Depeche Mode - Spirit album review: the flesh is still willing, but the spirit is bleak
These are strange days for music, and even stranger days for Depeche Mode. As Ed Sheeran occupies the top 16 spots on the Irish singles chart and Dave Gahan and co were recently forced to denounce scurrilous comments by white nationalist Richard Spencer describing them as the “unofficial band of the alt-right”, you’d be forgiven for thinking that the world is gone a bit mad.
That sense of anxiety and uncertainty about humanity permeates the Essex trio’s 14th album. While they’ve never been the most lyrically optimistic band in the world, 37 years into their career they paint a bleak (arguably accurate?) picture of today’s society from the record’s opening line: “We have not evolved / We have no respect / We have lost control.”
It sets the tone for most of the album. Although the odd skewed love song (You Move) skulks its way onto the tracklisting, The Worst Crime speaks of “preparing the nooses”; Scum demands you “pull the trigger”; Poor Man’s denunciation of capitalism asks: “When will it trickle down?”, while Martin Gore sums things up succinctly on closing track Fail, with lines such as, “Our conscience is bankrupt / Oh, we’re fucked”. In short, they’re probably not the best go-to party entertainment right now.
On paper, enlisting James Ford on production may seem like an effort to shake things up. In reality, the Simian Mobile Disco man’s influence is negligible; it’s difficult to make your mark on a band who pioneered a very distinct brand of industrial synth-rock.

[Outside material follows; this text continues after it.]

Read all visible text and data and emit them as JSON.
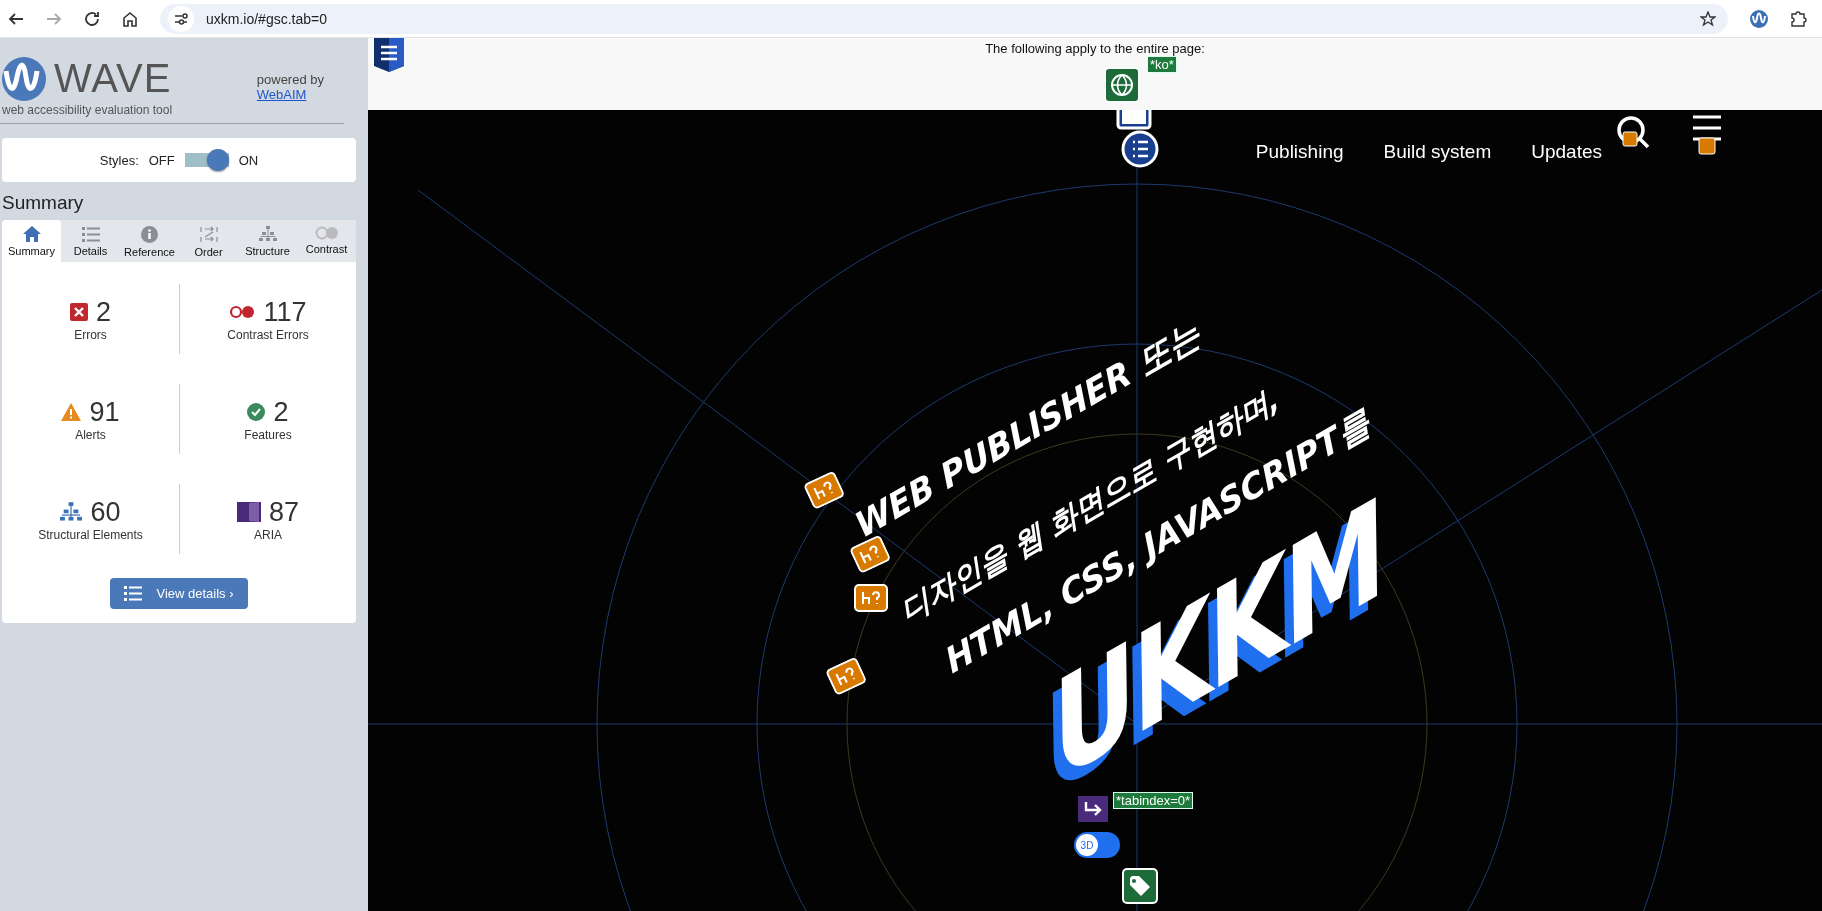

Lead single Where’s the Revolution’s grimy, synthy thrust is stellar Depeche Mode, the hypnotic syncopation and crackly flourishes of Cover Me is a highlight, and the hip-snaking groove of Poison Heart is irresistibly sleazy.
When all is said and done, however, despite Gahan’s call for revolution and action throughout, there’s plenty to like here – but nothing particularly radical.